Step 3: Update Trust Policy

After creating the external volume, retrieve the Snowflake IAM user ARN using DESC EXTERNAL VOLUME and update the IAM role's trust policy:

{
  "Version": "2012-10-17",
  "Statement": [
    {
      "Effect": "Allow",
      "Principal": {
        "AWS": "<snowflake_user_arn>"
      },
      "Action": "sts:AssumeRole",
      "Condition": {
        "StringEquals": {
          "sts:ExternalId": "<your_external_id>"
        }
      }
    }
  ]
}

Snowflake Setup Script (1-setup.sql)

USE ROLE ACCOUNTADMIN;

CREATE DATABASE LAKEHOUSE_VHOL;
CREATE WAREHOUSE VHOL_XS WAREHOUSE_SIZE = XSMALL;

USE LAKEHOUSE_VHOL.PUBLIC;
USE WAREHOUSE VHOL_XS;

External Volume

An external volume is an account-level Snowflake object that connects Snowflake to your external cloud storage for Iceberg tables. It stores the IAM entity that Snowflake uses to securely access your storage.

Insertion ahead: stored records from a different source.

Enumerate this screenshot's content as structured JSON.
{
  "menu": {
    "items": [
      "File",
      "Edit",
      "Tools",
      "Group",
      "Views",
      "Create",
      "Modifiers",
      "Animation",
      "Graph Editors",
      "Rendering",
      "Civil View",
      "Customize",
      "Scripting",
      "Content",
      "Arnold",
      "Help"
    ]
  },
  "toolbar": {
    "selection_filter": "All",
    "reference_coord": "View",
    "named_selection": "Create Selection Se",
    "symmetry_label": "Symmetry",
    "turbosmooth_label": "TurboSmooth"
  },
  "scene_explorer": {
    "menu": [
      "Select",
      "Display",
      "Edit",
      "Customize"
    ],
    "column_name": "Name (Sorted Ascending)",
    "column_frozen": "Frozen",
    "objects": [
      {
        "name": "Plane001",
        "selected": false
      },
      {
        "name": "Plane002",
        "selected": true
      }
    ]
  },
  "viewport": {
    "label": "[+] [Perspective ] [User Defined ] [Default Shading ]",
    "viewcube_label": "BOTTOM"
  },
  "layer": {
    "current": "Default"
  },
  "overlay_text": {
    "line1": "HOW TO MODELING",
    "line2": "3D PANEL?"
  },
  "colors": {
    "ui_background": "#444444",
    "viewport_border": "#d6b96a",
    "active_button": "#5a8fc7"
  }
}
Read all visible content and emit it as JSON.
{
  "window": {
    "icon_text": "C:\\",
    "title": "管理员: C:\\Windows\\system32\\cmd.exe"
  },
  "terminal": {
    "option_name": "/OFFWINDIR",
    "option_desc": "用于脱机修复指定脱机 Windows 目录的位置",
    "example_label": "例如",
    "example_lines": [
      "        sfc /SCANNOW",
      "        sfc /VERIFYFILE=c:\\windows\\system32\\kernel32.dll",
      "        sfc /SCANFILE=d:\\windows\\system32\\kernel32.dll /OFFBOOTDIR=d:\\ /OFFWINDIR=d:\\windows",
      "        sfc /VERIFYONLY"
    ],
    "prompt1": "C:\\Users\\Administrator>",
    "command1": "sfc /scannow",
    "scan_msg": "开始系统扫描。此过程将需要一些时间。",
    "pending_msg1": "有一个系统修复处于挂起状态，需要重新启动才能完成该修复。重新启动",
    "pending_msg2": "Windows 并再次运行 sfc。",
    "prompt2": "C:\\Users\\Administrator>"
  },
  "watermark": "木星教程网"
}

CREATE OR REPLACE EXTERNAL VOLUME amazon_reviews_iceberg_volume
  STORAGE_LOCATIONS = (
    (
      NAME = 'amazon-reviews-s3'
      STORAGE_PROVIDER = 'S3'
      STORAGE_BASE_URL = 's3://amazon-product-reviews-dataset/curated/product_reviews/product_reviews_db/product_reviews_100k/'
      STORAGE_AWS_ROLE_ARN = '<>'
      STORAGE_AWS_EXTERNAL_ID = 'ext_id'
    )
  )
  ALLOW_WRITES = TRUE;

Parameters:

ParameterDescription
STORAGE_PROVIDERCloud provider (S3, GCS, AZURE)
STORAGE_BASE_URLBase URL for your storage location
STORAGE_AWS_ROLE_ARNARN of the IAM role with S3 access
STORAGE_AWS_EXTERNAL_IDExternal ID for cross-account access security
ALLOW_WRITESEnable write operations (required for Snowflake-managed tables)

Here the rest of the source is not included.